News Roundup: Cochrane Review, IFRM

Cochrane Review: Interventions to improve antibiotic prescribing practices for hospital inpatients.

On February 9th 2017, the Cochrane Database of Systematic Reviews produced a review that highlights some good measures to be taken when prescribing antibiotics, with a mind to combating antimicrobial resistance. Using information collected from 221 studies on the subject, the studies tested interventions that fell broadly into two categories: restrictive techniques, which apply rules to make physicians prescribe properly, and enablement techniques, which provide advice or feedback to help physicians prescribe properly. The study found high-certainty evidence of interventions leading to improved prescription practices. Both restriction and enabling techniques were successful in achieving effectiveness of the intervention. The interventions reduced the duration of antibiotic treatment from eleven days to about nine, and a hospital stay from thirteen days to twelve. Those involved believe that heavy distribution of the review results could have an impact on health service and policy.

 International Feed Regulators Meeting sees critical issues discussed

The tenth annual  IFRM took place on January 30th and 31st in Atlanta, Georgia and facilitated much discussion between feed regulators from thirty-five countries around the world and representatives of IFIF and FAO. Organised by IFIF (International Feed Industry Federation) the meeting proved to an important platform to allow discussion topics including Feed Safety Risk Management Strategies, as well as programs on capacity development for feed safety to implement the Codex Alimentarius requirements. Also of note from the 10th IFRM was the introduction of a workshop on actions to minimize Antimicrobial Resistance and some talk on feed legislation in Japan and the Philippines.

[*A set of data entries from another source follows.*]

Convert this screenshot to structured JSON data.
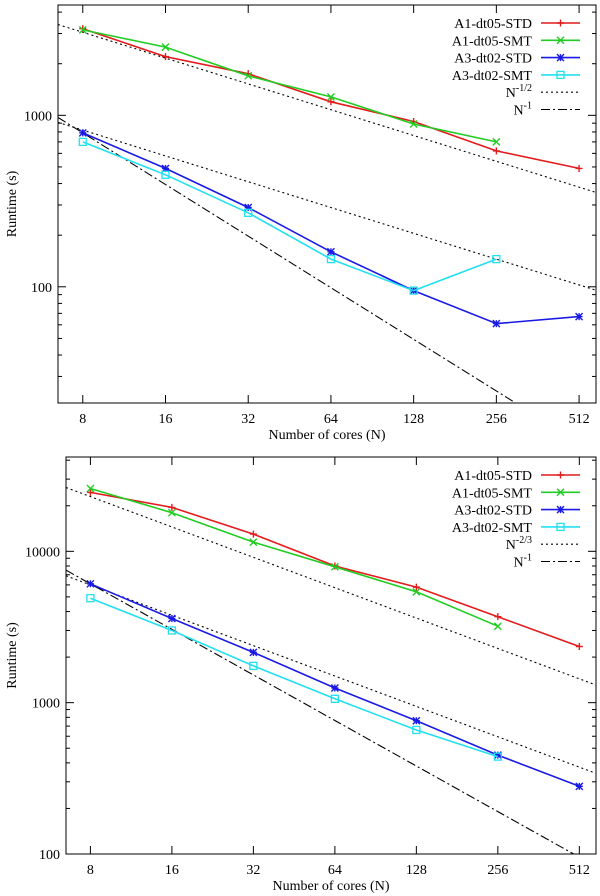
{
  "chart_data": [
    {
      "type": "line",
      "log_x": true,
      "log_y": true,
      "x": [
        8,
        16,
        32,
        64,
        128,
        256,
        512
      ],
      "xticks": [
        "8",
        "16",
        "32",
        "64",
        "128",
        "256",
        "512"
      ],
      "xlim": [
        6.5,
        590
      ],
      "ylim": [
        21,
        4400
      ],
      "yticks": [
        "100",
        "1000"
      ],
      "yticks_values": [
        100,
        1000
      ],
      "xlabel": "Number of cores (N)",
      "ylabel": "Runtime (s)",
      "legend_position": "top-right",
      "series": [
        {
          "name": "A1-dt05-STD",
          "color": "#e41a1c",
          "marker": "plus",
          "x": [
            8,
            16,
            32,
            64,
            128,
            256,
            512
          ],
          "values": [
            3200,
            2200,
            1750,
            1200,
            920,
            620,
            490
          ]
        },
        {
          "name": "A1-dt05-SMT",
          "color": "#22cc22",
          "marker": "cross",
          "x": [
            8,
            16,
            32,
            64,
            128,
            256
          ],
          "values": [
            3150,
            2500,
            1700,
            1280,
            890,
            700
          ]
        },
        {
          "name": "A3-dt02-STD",
          "color": "#1a1ae6",
          "marker": "star",
          "x": [
            8,
            16,
            32,
            64,
            128,
            256,
            512
          ],
          "values": [
            790,
            490,
            290,
            160,
            95,
            61,
            67
          ]
        },
        {
          "name": "A3-dt02-SMT",
          "color": "#22e0f0",
          "marker": "box",
          "x": [
            8,
            16,
            32,
            64,
            128,
            256
          ],
          "values": [
            700,
            450,
            270,
            145,
            95,
            145
          ]
        }
      ],
      "reference_lines": [
        {
          "name": "N",
          "exponent_label": "-1/2",
          "style": "dotted",
          "slope": -0.5,
          "lines": [
            {
              "x0": 8,
              "y0": 3050
            },
            {
              "x0": 8,
              "y0": 820
            }
          ]
        },
        {
          "name": "N",
          "exponent_label": "-1",
          "style": "dashdot",
          "slope": -1,
          "lines": [
            {
              "x0": 8,
              "y0": 790
            }
          ]
        }
      ]
    },
    {
      "type": "line",
      "log_x": true,
      "log_y": true,
      "x": [
        8,
        16,
        32,
        64,
        128,
        256,
        512
      ],
      "xticks": [
        "8",
        "16",
        "32",
        "64",
        "128",
        "256",
        "512"
      ],
      "xlim": [
        6.5,
        590
      ],
      "ylim": [
        100,
        42000
      ],
      "yticks": [
        "100",
        "1000",
        "10000"
      ],
      "yticks_values": [
        100,
        1000,
        10000
      ],
      "xlabel": "Number of cores (N)",
      "ylabel": "Runtime (s)",
      "legend_position": "top-right",
      "series": [
        {
          "name": "A1-dt05-STD",
          "color": "#e41a1c",
          "marker": "plus",
          "x": [
            8,
            16,
            32,
            64,
            128,
            256,
            512
          ],
          "values": [
            24500,
            19500,
            13000,
            8000,
            5800,
            3700,
            2350
          ]
        },
        {
          "name": "A1-dt05-SMT",
          "color": "#22cc22",
          "marker": "cross",
          "x": [
            8,
            16,
            32,
            64,
            128,
            256
          ],
          "values": [
            26000,
            18000,
            11500,
            7900,
            5400,
            3200
          ]
        },
        {
          "name": "A3-dt02-STD",
          "color": "#1a1ae6",
          "marker": "star",
          "x": [
            8,
            16,
            32,
            64,
            128,
            256,
            512
          ],
          "values": [
            6100,
            3600,
            2150,
            1250,
            760,
            450,
            280
          ]
        },
        {
          "name": "A3-dt02-SMT",
          "color": "#22e0f0",
          "marker": "box",
          "x": [
            8,
            16,
            32,
            64,
            128,
            256
          ],
          "values": [
            4900,
            3000,
            1750,
            1060,
            660,
            440
          ]
        }
      ],
      "reference_lines": [
        {
          "name": "N",
          "exponent_label": "-2/3",
          "style": "dotted",
          "slope": -0.6667,
          "lines": [
            {
              "x0": 8,
              "y0": 23000
            },
            {
              "x0": 8,
              "y0": 6000
            }
          ]
        },
        {
          "name": "N",
          "exponent_label": "-1",
          "style": "dashdot",
          "slope": -1,
          "lines": [
            {
              "x0": 8,
              "y0": 6100
            }
          ]
        }
      ]
    }
  ]
}
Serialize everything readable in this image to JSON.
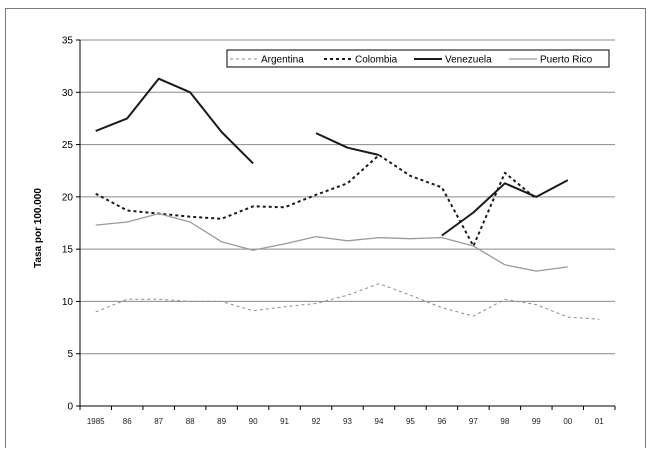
{
  "chart_data": {
    "type": "line",
    "ylabel": "Tasa por 100.000",
    "xlabel": "",
    "ylim": [
      0,
      35
    ],
    "yticks": [
      0,
      5,
      10,
      15,
      20,
      25,
      30,
      35
    ],
    "categories": [
      "1985",
      "86",
      "87",
      "88",
      "89",
      "90",
      "91",
      "92",
      "93",
      "94",
      "95",
      "96",
      "97",
      "98",
      "99",
      "00",
      "01"
    ],
    "grid": "horizontal",
    "legend_position": "top-right",
    "series": [
      {
        "name": "Argentina",
        "style": "dotted-thin",
        "color": "#8c8c8c",
        "values": [
          9.0,
          10.2,
          10.2,
          10.0,
          10.0,
          9.1,
          9.5,
          9.8,
          10.6,
          11.7,
          10.6,
          9.4,
          8.6,
          10.2,
          9.7,
          8.5,
          8.3
        ]
      },
      {
        "name": "Colombia",
        "style": "dotted-thick",
        "color": "#1a1a1a",
        "values": [
          20.3,
          18.7,
          18.4,
          18.1,
          17.9,
          19.1,
          19.0,
          20.2,
          21.3,
          24.0,
          22.0,
          20.9,
          15.3,
          22.3,
          19.8,
          null,
          null
        ]
      },
      {
        "name": "Venezuela",
        "style": "solid-thick",
        "color": "#1a1a1a",
        "values": [
          26.3,
          27.5,
          31.3,
          30.0,
          26.2,
          23.2,
          null,
          26.1,
          24.7,
          24.0,
          null,
          16.3,
          18.5,
          21.3,
          20.0,
          21.6,
          null
        ]
      },
      {
        "name": "Puerto Rico",
        "style": "solid-thin",
        "color": "#9a9a9a",
        "values": [
          17.3,
          17.6,
          18.4,
          17.6,
          15.7,
          14.9,
          15.5,
          16.2,
          15.8,
          16.1,
          16.0,
          16.1,
          15.3,
          13.5,
          12.9,
          13.3,
          null
        ]
      }
    ]
  }
}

Increased Indian focus on data collection

The government of Maharashtra (India’s third largest state) has identified 2017 as a year for huge improvements in agricultural data collection. To this point, data has been collected for most farms with basic information such as land holdings and crop patterns. The idea is that over the course of the year there will take place several agricultural censuses to gather more important information that will then be fit for use by the State Agriculture Department. State Agricultural Commissioner Vikas Deshmukh has stated that “ ..comprehensive data on the agricultural sector is necessary and its proper integration would be helpful.” The direction here might be rather vague but it is good to see a step in this direction.

Canadian Animal Health and Welfare Council prepares for disease outbreak

The National Farmed Health and Welfare Council  have published six recommendations with regards to preparing for emerging disease issues. With Porcine epidemic diarrhea and Seneca Valley virus and bovine tuberculosis having seen outbreaks in recent years,  it was seen as vital that positive steps be taken in disease prevention methods. Lack of industry communication was seen as a big complaint during the outbreak of bovine tuberculosis in Alberta and Saskatchewan and as result of this, new recommendations focus on early detection, a revised collaborative approach and improved communication between farmer, veterinarian and the authorities.